Hoy en día en España ya no es tan extraordinario entre los caballos de ocio, encontrar alguno descalzo, aunque hace unos años la realidad fue bien distinta. Sin embargo, el mundo de la competición se muestra considerablemente más reacio a este tema, salvo en el ámbito de la resistencia ecuestre donde el barefoot está pisando bastante fuerte, dándose cuenta los propietarios y entrenadores de caballos de RAID de las numerosas ventajas que el pie sin herradura proporciona a sus animales y mostrando a los incrédulos que con el pie libre de hierro se puede llegar muy alto. En este artículo me gustaría exponer algunos ejemplos de diferentes disciplinas a nivel nacional e internacional, de equipos caballo – propietario y/o entrenador y dejarles a ellos mismos que comenten los beneficios que esta filosofía de tenencia de caballos les aporta.
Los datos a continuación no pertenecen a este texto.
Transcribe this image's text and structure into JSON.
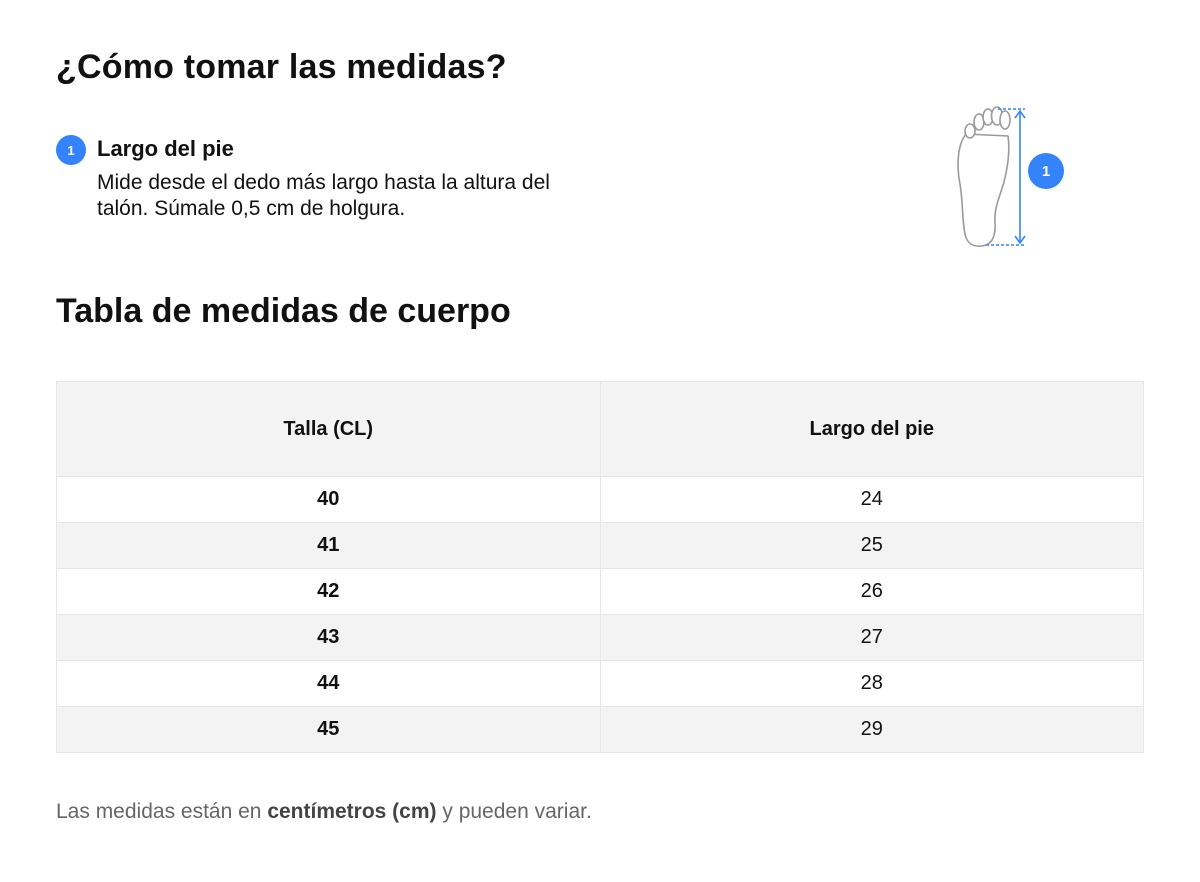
{
  "heading": "¿Cómo tomar las medidas?",
  "step": {
    "number": "1",
    "title": "Largo del pie",
    "description": "Mide desde el dedo más largo hasta la altura del talón. Súmale 0,5 cm de holgura."
  },
  "illustration": {
    "icon": "foot-measure-icon",
    "marker": "1"
  },
  "table_title": "Tabla de medidas de cuerpo",
  "table": {
    "headers": [
      "Talla (CL)",
      "Largo del pie"
    ],
    "rows": [
      [
        "40",
        "24"
      ],
      [
        "41",
        "25"
      ],
      [
        "42",
        "26"
      ],
      [
        "43",
        "27"
      ],
      [
        "44",
        "28"
      ],
      [
        "45",
        "29"
      ]
    ]
  },
  "note": {
    "before": "Las medidas están en ",
    "bold": "centímetros (cm)",
    "after": " y pueden variar."
  },
  "colors": {
    "accent": "#3483fa",
    "header_bg": "#f3f3f3",
    "note_text": "#666666"
  }
}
Talluah in competitionLa prestigiosa entrenadora americana a nivel mundial de doma clásica, medallista en bronce, plata y oro en la Federación de Doma Americana (U.S. Dressage Federation) y tres veces competidora en el campeonato nacional, Shannon Peters, llegó a descubrir los beneficios del barefoot con sus 15 caballos (desde el nivel básico a nivel de Gran Premio) en su centro de entrenamiento en Arroyo del Mar, cerca de San Diego en California de Sur, que gestiona junto con su marido, el medallista olímpico Steffen Peters. Shannon confiesa: “las piernas se fortalecen, sus hombros ganan movilidad, mejoran sus movimientos y son más equilibrados”. Sus comienzos en el mundo del cuidado natural del casco fueron una cosa más bien de último recurso. Shannon lo intentó todo con Flor de Selva con el que competía en 2009 en U.S. Equestrian Federation (USEF) en el campeonato nacional a nivel intermedio. Squishy, como se apoda a este Westfalen de 10 años, nunca tuvo una cojera muy obvia y nunca se le ha podido diagnosticar nada a través de las radiografías, simplemente no acababa de estar cómodo al tener poco grosor en las murallas, suelas delgadas y planas y hormiguillo crónico. No hubo herradura, plantilla ni cualquier otro medio en el que Squishy se mostrara cómodo, sin embargo siempre que se le desherraba estaba 100% perfecto. Según Ernest Woodward, el prestigioso herrador de alta doma de Southern California Equine Podiatry Center, Squishy simplemente reacciona adversamente a las herraduras y a sus presiones.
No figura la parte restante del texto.